Fibroblast growth factor 23 (FGF-23) is important in the regulation of phosphorus and vitamin D metabolism. States of excess circulating FGF-23 are associated with renal phosphate wasting and inappropriately low serum 1,25-dihydroxyvitamin D [1,25(OH)2D] concentrations. Conversely, states of absent or biologically inactive circulating FGF-23 are associated with increased serum phosphorus and 1,25(OH)2D concentrations. Restriction of the dietary intake of phosphorus increases renal phosphate reabsorption and 1,25(OH)2D production, whereas the opposite occurs when dietary phosphorus is supplemented.Objective:
We sought to determine whether serum FGF-23 concentration is regulated by dietary phosphorus and thereby mediates the physiological response of serum 1,25(OH)2D to changes in dietary phosphorus.Design, Setting, and Participants:
We studied 13 healthy men as inpatients during a 4-wk dietary phosphorus intervention study.Intervention:
Subjects consumed a constant diet that provided 500 mg of phosphorus per day, which was supplemented to achieve three phosphorus intakes, each of 9 d: 1) control = 1500 mg/d; 2) supplemented = 2300 mg/d; 3) restricted = 625 mg/d. Intakes of calcium, sodium, potassium, magnesium, and energy were constant.Main Outcome Measure:
Serum FGF-23, 1,25(OH)2D, phosphorus, and calcium concentrations were measured.Results:
Serum FGF-23 concentrations decreased significantly from 30.7 ± 8.7 pg/ml during phosphorus supplementation to 19.6 ± 7.0 pg/ml during phosphorus restriction. Serum 1,25(OH)2D concentrations increased significantly from 29 ± 10 pg/ml (75 ± 26 pmol/liter) during phosphorus supplementation to 40 ± 16 pg/ml (104 ± 42 pmol/liter) during phosphorus restriction (P < 0.001).

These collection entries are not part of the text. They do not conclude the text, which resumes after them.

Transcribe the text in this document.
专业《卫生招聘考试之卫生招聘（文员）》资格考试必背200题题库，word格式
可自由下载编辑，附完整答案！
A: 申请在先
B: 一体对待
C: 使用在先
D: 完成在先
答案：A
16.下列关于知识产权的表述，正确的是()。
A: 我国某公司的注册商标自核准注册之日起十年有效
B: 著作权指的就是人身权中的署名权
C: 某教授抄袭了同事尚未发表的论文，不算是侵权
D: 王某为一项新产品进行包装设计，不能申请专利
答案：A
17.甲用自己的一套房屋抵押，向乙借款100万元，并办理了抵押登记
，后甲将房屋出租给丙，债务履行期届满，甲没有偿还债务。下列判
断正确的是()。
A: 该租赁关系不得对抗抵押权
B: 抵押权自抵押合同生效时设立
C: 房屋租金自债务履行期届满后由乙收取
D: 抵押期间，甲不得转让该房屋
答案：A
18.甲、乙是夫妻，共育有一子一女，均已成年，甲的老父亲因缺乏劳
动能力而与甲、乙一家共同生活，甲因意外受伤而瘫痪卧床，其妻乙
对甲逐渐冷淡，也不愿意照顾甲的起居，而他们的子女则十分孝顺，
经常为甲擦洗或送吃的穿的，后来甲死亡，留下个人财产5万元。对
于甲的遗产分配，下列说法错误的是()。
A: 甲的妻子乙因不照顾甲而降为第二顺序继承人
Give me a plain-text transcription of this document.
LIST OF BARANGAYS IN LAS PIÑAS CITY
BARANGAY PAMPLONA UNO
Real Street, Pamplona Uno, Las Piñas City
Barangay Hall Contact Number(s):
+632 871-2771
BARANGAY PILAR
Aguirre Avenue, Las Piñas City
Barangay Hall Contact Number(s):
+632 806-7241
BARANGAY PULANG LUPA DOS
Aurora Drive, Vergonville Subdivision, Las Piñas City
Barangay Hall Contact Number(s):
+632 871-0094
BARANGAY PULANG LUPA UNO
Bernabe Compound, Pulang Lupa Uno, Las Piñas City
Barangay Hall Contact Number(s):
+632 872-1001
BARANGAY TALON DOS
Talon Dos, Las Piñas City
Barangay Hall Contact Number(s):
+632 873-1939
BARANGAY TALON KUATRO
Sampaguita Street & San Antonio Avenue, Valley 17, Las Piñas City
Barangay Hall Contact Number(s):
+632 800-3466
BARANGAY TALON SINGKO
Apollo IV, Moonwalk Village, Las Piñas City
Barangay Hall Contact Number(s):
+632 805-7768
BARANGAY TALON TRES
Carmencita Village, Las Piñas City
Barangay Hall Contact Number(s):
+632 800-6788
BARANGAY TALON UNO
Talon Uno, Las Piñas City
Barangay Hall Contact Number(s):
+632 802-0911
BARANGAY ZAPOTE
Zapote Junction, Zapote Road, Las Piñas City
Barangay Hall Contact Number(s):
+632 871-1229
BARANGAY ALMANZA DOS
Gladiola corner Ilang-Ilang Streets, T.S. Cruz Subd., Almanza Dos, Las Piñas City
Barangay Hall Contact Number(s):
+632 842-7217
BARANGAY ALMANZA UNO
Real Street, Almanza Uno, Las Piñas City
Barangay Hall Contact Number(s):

Serum 1,25(OH)2D concentrations varied inversely with those of serum FGF-23 (r = −0.67, P < 0.001).Conclusions:
We conclude that in healthy men, changes in dietary phosphorus within the physiological range of intakes regulate serum FGF-23 concentrations and suggest that dietary phosphorus regulation of 1,25(OH)2D production is mediated, at least in part, by changes in circulating FGF-23.